Klin Onkol 2013; 26(1): 49-52. DOI: 10.14735/amko201349.

Background: Spontaneous hepatic bleeding is a rare but potentially life-threatening complication of primary systemic amyloidosis. Although the liver is a common site of amyloid deposition, clinical presentation is usually mild or absent. Case: We report a case of a female patient, who had been repeatedly surgically revised because of liver rupture and hemoperitoneum. Initially, the computed tomography finding was interpreted as liver hemangioma. However, based on liver biopsy, the diagnosis had to be changed to primary systemic amyloidosis, and the patient was referred to our hematooncology department. Due to a considerably advanced disease, the patient was eligible only for palliative chemotherapy with cyclophosphamide and dexamethasone, which could not deflect the course of rapidly progressing liver destruction. Conclusion: The cause behind ruptured and bleeding liver does not always need to be hemangioma but rather amyloidosis. In cases of advanced disease and in patients with contraindications for aggressive treatment, the outlook for complete hematological and organ treatment response is very limited. An early diagnosis is of utmost importance.
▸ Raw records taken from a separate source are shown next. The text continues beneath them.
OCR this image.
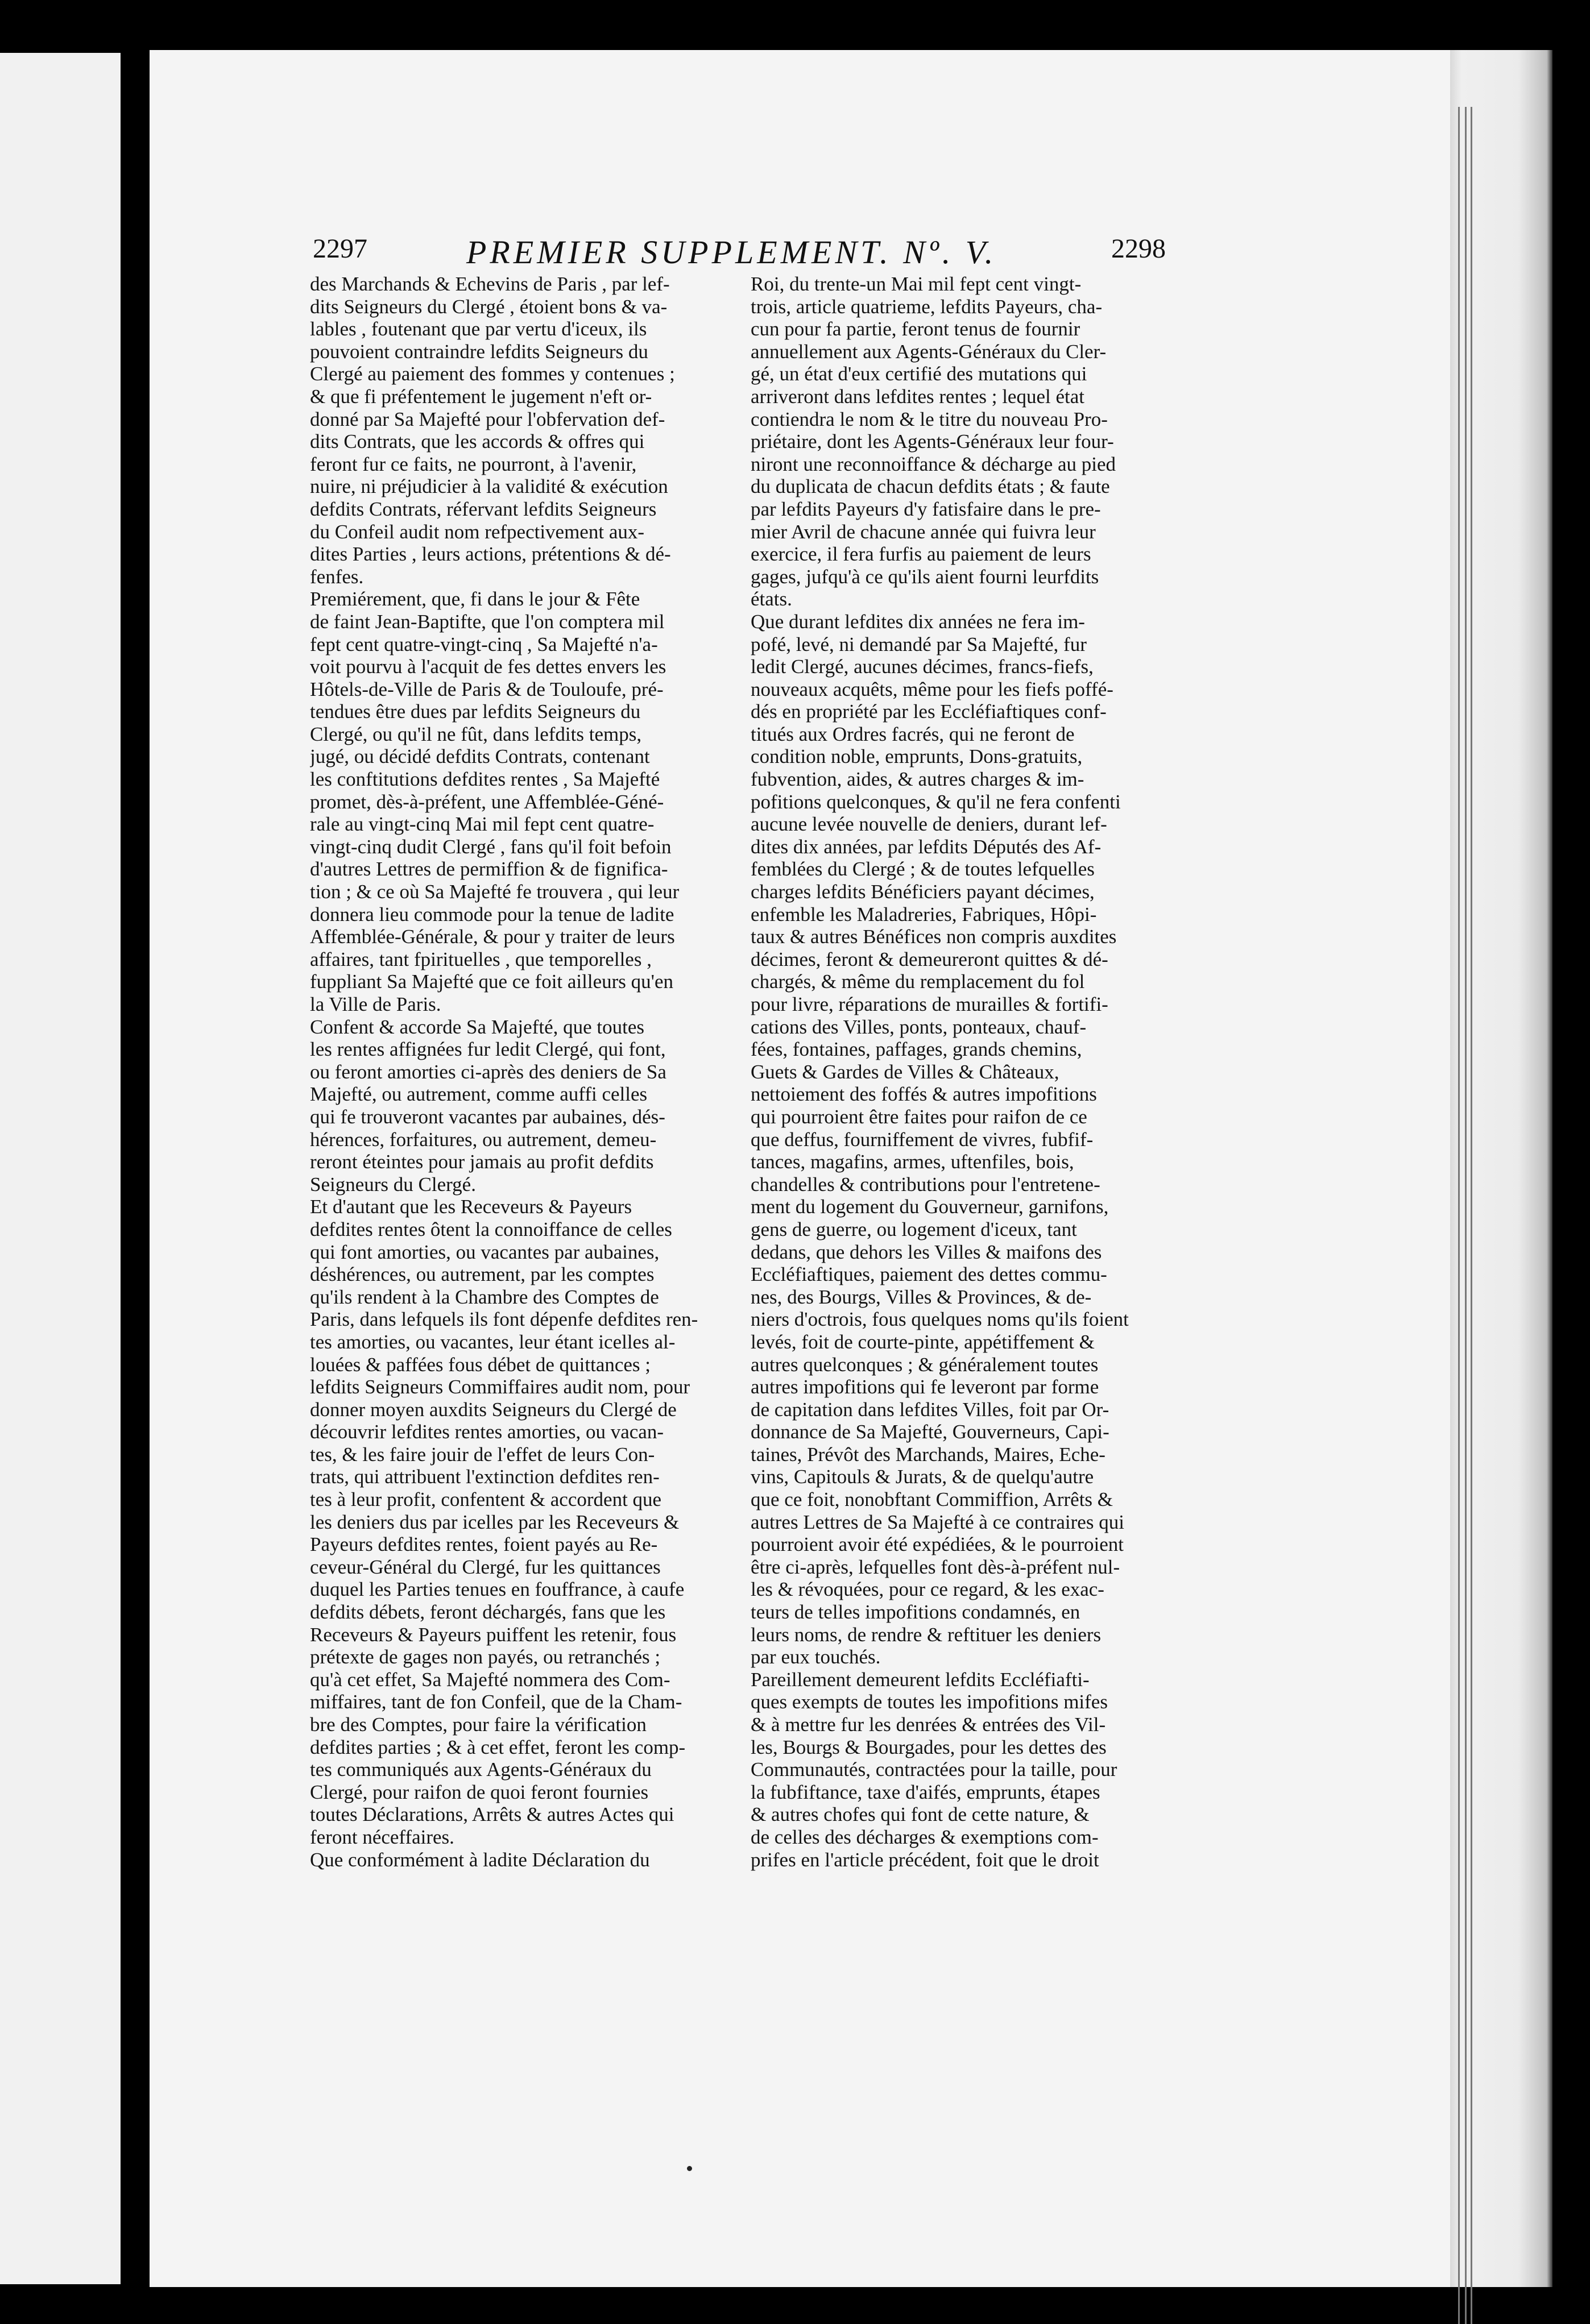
2297	PREMIER SUPPLEMENT. Nº. V.	2298
des Marchands & Echevins de Paris , par lef-
dits Seigneurs du Clergé , étoient bons & va-
lables , foutenant que par vertu d'iceux, ils
pouvoient contraindre lefdits Seigneurs du
Clergé au paiement des fommes y contenues ;
& que fi préfentement le jugement n'eft or-
donné par Sa Majefté pour l'obfervation def-
dits Contrats, que les accords & offres qui
feront fur ce faits, ne pourront, à l'avenir,
nuire, ni préjudicier à la validité & exécution
defdits Contrats, réfervant lefdits Seigneurs
du Confeil audit nom refpectivement aux-
dites Parties , leurs actions, prétentions & dé-
fenfes.
Premiérement, que, fi dans le jour & Fête
de faint Jean-Baptifte, que l'on comptera mil
fept cent quatre-vingt-cinq , Sa Majefté n'a-
voit pourvu à l'acquit de fes dettes envers les
Hôtels-de-Ville de Paris & de Touloufe, pré-
tendues être dues par lefdits Seigneurs du
Clergé, ou qu'il ne fût, dans lefdits temps,
jugé, ou décidé defdits Contrats, contenant
les conftitutions defdites rentes , Sa Majefté
promet, dès-à-préfent, une Affemblée-Géné-
rale au vingt-cinq Mai mil fept cent quatre-
vingt-cinq dudit Clergé , fans qu'il foit befoin
d'autres Lettres de permiffion & de fignifica-
tion ; & ce où Sa Majefté fe trouvera , qui leur
donnera lieu commode pour la tenue de ladite
Affemblée-Générale, & pour y traiter de leurs
affaires, tant fpirituelles , que temporelles ,
fuppliant Sa Majefté que ce foit ailleurs qu'en
la Ville de Paris.
Confent & accorde Sa Majefté, que toutes
les rentes affignées fur ledit Clergé, qui font,
ou feront amorties ci-après des deniers de Sa
Majefté, ou autrement, comme auffi celles
qui fe trouveront vacantes par aubaines, dés-
hérences, forfaitures, ou autrement, demeu-
reront éteintes pour jamais au profit defdits
Seigneurs du Clergé.
Et d'autant que les Receveurs & Payeurs
defdites rentes ôtent la connoiffance de celles
qui font amorties, ou vacantes par aubaines,
déshérences, ou autrement, par les comptes
qu'ils rendent à la Chambre des Comptes de
Paris, dans lefquels ils font dépenfe defdites ren-
tes amorties, ou vacantes, leur étant icelles al-
louées & paffées fous débet de quittances ;
lefdits Seigneurs Commiffaires audit nom, pour
donner moyen auxdits Seigneurs du Clergé de
découvrir lefdites rentes amorties, ou vacan-
tes, & les faire jouir de l'effet de leurs Con-
trats, qui attribuent l'extinction defdites ren-
tes à leur profit, confentent & accordent que
les deniers dus par icelles par les Receveurs &
Payeurs defdites rentes, foient payés au Re-
ceveur-Général du Clergé, fur les quittances
duquel les Parties tenues en fouffrance, à caufe
defdits débets, feront déchargés, fans que les
Receveurs & Payeurs puiffent les retenir, fous
prétexte de gages non payés, ou retranchés ;
qu'à cet effet, Sa Majefté nommera des Com-
miffaires, tant de fon Confeil, que de la Cham-
bre des Comptes, pour faire la vérification
defdites parties ; & à cet effet, feront les comp-
tes communiqués aux Agents-Généraux du
Clergé, pour raifon de quoi feront fournies
toutes Déclarations, Arrêts & autres Actes qui
feront néceffaires.
Que conformément à ladite Déclaration du
Roi, du trente-un Mai mil fept cent vingt-
trois, article quatrieme, lefdits Payeurs, cha-
cun pour fa partie, feront tenus de fournir
annuellement aux Agents-Généraux du Cler-
gé, un état d'eux certifié des mutations qui
arriveront dans lefdites rentes ; lequel état
contiendra le nom & le titre du nouveau Pro-
priétaire, dont les Agents-Généraux leur four-
niront une reconnoiffance & décharge au pied
du duplicata de chacun defdits états ; & faute
par lefdits Payeurs d'y fatisfaire dans le pre-
mier Avril de chacune année qui fuivra leur
exercice, il fera furfis au paiement de leurs
gages, jufqu'à ce qu'ils aient fourni leurfdits
états.
Que durant lefdites dix années ne fera im-
pofé, levé, ni demandé par Sa Majefté, fur
ledit Clergé, aucunes décimes, francs-fiefs,
nouveaux acquêts, même pour les fiefs poffé-
dés en propriété par les Eccléfiaftiques conf-
titués aux Ordres facrés, qui ne feront de
condition noble, emprunts, Dons-gratuits,
fubvention, aides, & autres charges & im-
pofitions quelconques, & qu'il ne fera confenti
aucune levée nouvelle de deniers, durant lef-
dites dix années, par lefdits Députés des Af-
femblées du Clergé ; & de toutes lefquelles
charges lefdits Bénéficiers payant décimes,
enfemble les Maladreries, Fabriques, Hôpi-
taux & autres Bénéfices non compris auxdites
décimes, feront & demeureront quittes & dé-
chargés, & même du remplacement du fol
pour livre, réparations de murailles & fortifi-
cations des Villes, ponts, ponteaux, chauf-
fées, fontaines, paffages, grands chemins,
Guets & Gardes de Villes & Châteaux,
nettoiement des foffés & autres impofitions
qui pourroient être faites pour raifon de ce
que deffus, fourniffement de vivres, fubfif-
tances, magafins, armes, uftenfiles, bois,
chandelles & contributions pour l'entretene-
ment du logement du Gouverneur, garnifons,
gens de guerre, ou logement d'iceux, tant
dedans, que dehors les Villes & maifons des
Eccléfiaftiques, paiement des dettes commu-
nes, des Bourgs, Villes & Provinces, & de-
niers d'octrois, fous quelques noms qu'ils foient
levés, foit de courte-pinte, appétiffement &
autres quelconques ; & généralement toutes
autres impofitions qui fe leveront par forme
de capitation dans lefdites Villes, foit par Or-
donnance de Sa Majefté, Gouverneurs, Capi-
taines, Prévôt des Marchands, Maires, Eche-
vins, Capitouls & Jurats, & de quelqu'autre
que ce foit, nonobftant Commiffion, Arrêts &
autres Lettres de Sa Majefté à ce contraires qui
pourroient avoir été expédiées, & le pourroient
être ci-après, lefquelles font dès-à-préfent nul-
les & révoquées, pour ce regard, & les exac-
teurs de telles impofitions condamnés, en
leurs noms, de rendre & reftituer les deniers
par eux touchés.
Pareillement demeurent lefdits Eccléfiafti-
ques exempts de toutes les impofitions mifes
& à mettre fur les denrées & entrées des Vil-
les, Bourgs & Bourgades, pour les dettes des
Communautés, contractées pour la taille, pour
la fubfiftance, taxe d'aifés, emprunts, étapes
& autres chofes qui font de cette nature, &
de celles des décharges & exemptions com-
prifes en l'article précédent, foit que le droit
Although liver biopsy brings the definite results, screening for monoclonal protein in serum or urine, leading to a search for AL amyloidosis, may be sufficient for diagnosis. The presence of some of the warning signs (B-symptoms such as fevers or subfebrile temperatures, fatigue, weight loss; and paraneoplastic laboratory findings such as elevated C-reactive protein and erythrocyte sedimentation rate) should raise suspicion of a lymphoproliferative disease.